Commodities can also act as a type of insurance policy against sudden spikes in the price of goods. Inflation in the U.S. has been tame lately, but severe weather and political events have helped push up prices of certain raw materials. For example, the Indonesian government's decision in January to halt nickel-ore exports propelled the price of the metal (which is used to make stainless steel) to a gain of more than 40% so far this year. And a drought in Brazil, the world's largest coffee producer, has helped lift the price of arabica coffee by more than 80% since November. Some commodities also serve as safe havens against geopolitical uncertainties. From the beginning of the year through mid March, when the Russia-Ukraine standoff reached a crescendo, gold climbed 13%.

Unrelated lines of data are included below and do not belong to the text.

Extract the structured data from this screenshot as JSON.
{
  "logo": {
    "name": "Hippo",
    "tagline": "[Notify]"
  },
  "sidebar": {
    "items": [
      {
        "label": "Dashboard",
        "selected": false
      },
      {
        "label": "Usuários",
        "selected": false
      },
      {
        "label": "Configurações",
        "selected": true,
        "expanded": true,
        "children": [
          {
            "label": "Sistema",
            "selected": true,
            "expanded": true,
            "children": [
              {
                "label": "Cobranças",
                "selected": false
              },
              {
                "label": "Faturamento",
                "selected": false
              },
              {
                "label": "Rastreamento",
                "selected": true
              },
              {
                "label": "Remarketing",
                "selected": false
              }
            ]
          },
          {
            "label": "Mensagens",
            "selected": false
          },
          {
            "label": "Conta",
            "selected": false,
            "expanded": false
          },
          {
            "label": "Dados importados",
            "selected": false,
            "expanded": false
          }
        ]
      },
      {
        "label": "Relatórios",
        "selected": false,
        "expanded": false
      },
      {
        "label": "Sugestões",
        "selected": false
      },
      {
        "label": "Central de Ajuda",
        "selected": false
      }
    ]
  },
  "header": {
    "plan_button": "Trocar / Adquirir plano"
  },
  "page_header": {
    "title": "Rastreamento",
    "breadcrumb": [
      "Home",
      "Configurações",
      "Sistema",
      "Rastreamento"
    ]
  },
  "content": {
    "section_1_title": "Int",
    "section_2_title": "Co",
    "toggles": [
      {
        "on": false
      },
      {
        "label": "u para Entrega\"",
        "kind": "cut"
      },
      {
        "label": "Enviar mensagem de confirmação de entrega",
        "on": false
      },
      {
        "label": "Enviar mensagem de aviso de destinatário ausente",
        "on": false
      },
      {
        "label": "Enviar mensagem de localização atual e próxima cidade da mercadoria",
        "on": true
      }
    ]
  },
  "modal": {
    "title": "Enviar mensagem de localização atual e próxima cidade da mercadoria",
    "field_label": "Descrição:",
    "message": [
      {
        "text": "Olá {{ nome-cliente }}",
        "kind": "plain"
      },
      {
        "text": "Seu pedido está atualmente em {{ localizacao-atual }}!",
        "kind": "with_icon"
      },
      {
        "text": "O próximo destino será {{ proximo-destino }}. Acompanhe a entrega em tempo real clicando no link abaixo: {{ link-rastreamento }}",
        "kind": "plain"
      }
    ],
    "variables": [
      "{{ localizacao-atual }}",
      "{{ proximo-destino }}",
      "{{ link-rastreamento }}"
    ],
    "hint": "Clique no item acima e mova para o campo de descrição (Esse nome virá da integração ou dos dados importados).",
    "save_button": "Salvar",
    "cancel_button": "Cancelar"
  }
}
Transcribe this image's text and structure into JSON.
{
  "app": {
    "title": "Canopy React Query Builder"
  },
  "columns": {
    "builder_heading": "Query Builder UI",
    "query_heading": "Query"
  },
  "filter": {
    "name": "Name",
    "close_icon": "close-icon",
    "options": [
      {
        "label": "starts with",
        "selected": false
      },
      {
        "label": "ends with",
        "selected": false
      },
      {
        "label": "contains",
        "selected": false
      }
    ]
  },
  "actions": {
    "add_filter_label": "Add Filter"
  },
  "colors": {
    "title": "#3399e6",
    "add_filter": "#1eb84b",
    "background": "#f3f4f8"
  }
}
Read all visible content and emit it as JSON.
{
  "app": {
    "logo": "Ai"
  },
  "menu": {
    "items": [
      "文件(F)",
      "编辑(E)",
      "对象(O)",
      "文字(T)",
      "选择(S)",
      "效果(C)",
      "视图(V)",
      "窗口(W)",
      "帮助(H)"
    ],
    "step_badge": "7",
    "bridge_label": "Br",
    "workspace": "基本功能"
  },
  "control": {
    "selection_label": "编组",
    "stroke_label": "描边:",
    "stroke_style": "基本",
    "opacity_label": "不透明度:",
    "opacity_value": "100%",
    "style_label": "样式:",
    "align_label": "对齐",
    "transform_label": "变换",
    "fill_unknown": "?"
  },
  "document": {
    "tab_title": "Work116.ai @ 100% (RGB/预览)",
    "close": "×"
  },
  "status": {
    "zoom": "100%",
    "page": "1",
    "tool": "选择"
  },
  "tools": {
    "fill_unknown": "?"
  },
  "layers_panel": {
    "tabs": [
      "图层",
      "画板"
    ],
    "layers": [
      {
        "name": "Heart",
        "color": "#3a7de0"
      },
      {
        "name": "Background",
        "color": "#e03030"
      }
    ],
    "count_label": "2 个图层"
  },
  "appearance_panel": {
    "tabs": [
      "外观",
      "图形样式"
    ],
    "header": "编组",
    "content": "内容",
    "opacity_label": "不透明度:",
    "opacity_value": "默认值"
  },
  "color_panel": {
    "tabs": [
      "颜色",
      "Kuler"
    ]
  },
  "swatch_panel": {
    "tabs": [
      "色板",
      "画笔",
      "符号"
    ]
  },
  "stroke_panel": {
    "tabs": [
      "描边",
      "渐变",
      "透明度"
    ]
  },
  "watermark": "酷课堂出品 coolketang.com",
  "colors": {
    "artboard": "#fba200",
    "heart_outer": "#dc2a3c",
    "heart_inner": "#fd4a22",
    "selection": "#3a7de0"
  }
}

But commodity prices are notoriously volatile, and other trends could serve to keep a limit on prices and maybe even drive them down. One development to watch is slowing growth in China, a major importer of raw materials. Gold in particular is known for having long boom and bust cycles, and as the U.S. economy improves, fewer investors may seek out the yellow metal as a safe haven. After rallying in the first ten weeks of 2014, gold, at $1,294 per ounce, has fallen 7% since mid-March. Paul Christopher, chief international strategist at Wells Fargo Advisors, believes the price could tumble to as low as $1,200 by the end of the year. "We've been advising clients to start unloading," he says.

All of which suggests the road ahead for commodities could be bumpy. Chris Philips, a senior analyst in the investment strategy group at Vanguard, says it's a good idea to keep 5% to 10% of your portfolio in commodities--but only if you're willing to hold on for the long term. That may be easier to do with a mutual fund or exchange-traded fund that invests across multiple commodities markets. If you bet on a single commodity, you stand a good chance of getting spooked and selling at the wrong time. Recently, Vanguard studied the gains investors earned in SPDR Gold Shares (GLD), the largest ETF that tracks the price of gold. Vanguard found that from November 2004 (when the fund launched) through February of this year, investors earned an average of 3.2 percentage points per year less than the fund's stated return, mostly because of poor timing decisions. (Investors tended to bail out after prices fell and buy in long after a rebound had started.)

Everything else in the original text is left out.